Ganz abgesehen davon, dass man dadurch ermutigt wurde, etwas auch richtig richtig doll auswendig zu können, vermittelte diese herrlich altmodische Tradition auf ganz natürliche Weise eine unheimliche Wertschätzung von Literatur, Schreibkultur und immaterieller Motivation.

In Erinnerung an mein eigenes Poesiealbum, das mir leider, fast randvoll, einmal nicht mehr zurückgegeben wurde, von dessen Seiten ich aber viele noch wie kleine Bildschätze in meinem Kopf gespeichert habe, möchte ich euch heute ein Gedicht mitgeben, das mich schon seit dem Kindergarten begleitet und außerdem von einem meiner Lieblingspoeten stammt.

Möge es euren winterlichen Alltag genau so kuschlig erhellen, wie es das stets für mich getan hat.

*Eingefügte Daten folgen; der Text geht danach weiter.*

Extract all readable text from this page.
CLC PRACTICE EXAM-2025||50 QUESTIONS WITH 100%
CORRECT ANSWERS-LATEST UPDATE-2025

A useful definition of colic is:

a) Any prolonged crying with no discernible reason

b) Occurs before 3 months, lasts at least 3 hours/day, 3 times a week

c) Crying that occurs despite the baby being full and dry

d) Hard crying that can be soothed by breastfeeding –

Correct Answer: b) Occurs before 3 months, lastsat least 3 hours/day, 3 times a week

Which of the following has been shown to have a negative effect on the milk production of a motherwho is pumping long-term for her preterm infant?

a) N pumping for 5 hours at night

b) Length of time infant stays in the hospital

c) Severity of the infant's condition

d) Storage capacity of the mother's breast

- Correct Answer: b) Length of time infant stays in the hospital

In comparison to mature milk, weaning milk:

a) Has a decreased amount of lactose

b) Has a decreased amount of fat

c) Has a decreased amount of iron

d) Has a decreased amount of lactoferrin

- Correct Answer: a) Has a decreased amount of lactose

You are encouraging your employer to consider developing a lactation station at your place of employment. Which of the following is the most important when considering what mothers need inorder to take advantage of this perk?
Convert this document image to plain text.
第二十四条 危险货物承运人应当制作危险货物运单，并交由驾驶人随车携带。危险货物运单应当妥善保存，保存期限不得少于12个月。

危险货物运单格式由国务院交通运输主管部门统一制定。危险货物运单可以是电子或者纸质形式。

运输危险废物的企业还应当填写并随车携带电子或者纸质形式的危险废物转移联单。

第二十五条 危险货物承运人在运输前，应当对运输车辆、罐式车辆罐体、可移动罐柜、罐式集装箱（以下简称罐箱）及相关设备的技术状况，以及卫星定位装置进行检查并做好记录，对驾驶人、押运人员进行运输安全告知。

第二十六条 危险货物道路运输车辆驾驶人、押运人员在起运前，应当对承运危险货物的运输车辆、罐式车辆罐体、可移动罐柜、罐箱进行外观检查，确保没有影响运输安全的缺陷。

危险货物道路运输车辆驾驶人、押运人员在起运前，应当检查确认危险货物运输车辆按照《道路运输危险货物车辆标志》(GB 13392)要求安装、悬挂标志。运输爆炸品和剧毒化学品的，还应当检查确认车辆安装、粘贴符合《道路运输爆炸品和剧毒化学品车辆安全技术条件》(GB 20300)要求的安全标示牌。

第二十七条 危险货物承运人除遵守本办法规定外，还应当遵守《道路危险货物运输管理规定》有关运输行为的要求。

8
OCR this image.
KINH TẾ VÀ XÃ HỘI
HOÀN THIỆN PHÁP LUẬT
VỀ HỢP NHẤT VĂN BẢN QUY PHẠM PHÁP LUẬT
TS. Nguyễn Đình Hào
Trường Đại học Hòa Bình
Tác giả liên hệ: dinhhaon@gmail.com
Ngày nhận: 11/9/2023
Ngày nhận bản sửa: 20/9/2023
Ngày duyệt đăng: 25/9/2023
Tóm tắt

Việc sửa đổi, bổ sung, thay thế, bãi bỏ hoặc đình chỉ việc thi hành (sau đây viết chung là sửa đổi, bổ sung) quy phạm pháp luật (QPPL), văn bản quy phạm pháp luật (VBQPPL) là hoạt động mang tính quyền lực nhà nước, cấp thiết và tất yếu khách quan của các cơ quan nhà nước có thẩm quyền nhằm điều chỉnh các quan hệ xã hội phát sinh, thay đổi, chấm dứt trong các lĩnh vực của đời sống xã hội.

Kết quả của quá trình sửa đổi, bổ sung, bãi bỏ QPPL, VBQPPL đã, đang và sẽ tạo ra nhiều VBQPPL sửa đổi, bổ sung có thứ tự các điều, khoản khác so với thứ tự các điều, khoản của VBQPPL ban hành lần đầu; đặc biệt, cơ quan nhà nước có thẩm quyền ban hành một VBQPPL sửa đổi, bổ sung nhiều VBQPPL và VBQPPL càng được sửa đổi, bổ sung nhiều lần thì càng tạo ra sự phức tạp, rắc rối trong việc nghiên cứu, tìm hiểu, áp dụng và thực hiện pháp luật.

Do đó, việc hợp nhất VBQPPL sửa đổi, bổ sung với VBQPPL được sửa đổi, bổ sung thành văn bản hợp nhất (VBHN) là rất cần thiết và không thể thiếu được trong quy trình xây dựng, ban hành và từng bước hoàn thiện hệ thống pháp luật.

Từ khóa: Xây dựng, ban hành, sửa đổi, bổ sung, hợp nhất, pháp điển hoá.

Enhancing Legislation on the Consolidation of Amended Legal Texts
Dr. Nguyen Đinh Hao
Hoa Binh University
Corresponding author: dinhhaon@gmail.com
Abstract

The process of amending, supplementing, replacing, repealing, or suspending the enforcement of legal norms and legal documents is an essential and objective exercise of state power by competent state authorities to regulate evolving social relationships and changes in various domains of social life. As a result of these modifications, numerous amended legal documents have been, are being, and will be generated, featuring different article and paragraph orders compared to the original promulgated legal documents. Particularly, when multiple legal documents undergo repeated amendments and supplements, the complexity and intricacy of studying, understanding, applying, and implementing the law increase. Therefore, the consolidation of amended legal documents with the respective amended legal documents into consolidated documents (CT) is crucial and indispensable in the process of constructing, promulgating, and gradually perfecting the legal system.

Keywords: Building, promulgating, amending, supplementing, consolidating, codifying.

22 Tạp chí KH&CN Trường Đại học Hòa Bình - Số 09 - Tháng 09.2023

In einem leeren Haselstrauch
sitzen drei Spatzen Bauch an Bauch.
Der Erich links und rechts der Franz
und mitten drin der freche Hans.
Sie drücken die Augen zu, ganz zu,
und oben drüber, da schneit es, hu!
Sie rücken zusammen, dicht an dicht -
So warm wie der Hans hat’s niemand nicht!
Sie hör’n alle drei ihr Herzlein Gepoch’
Und wenn sie nicht weg sind, so sitzen sie noch.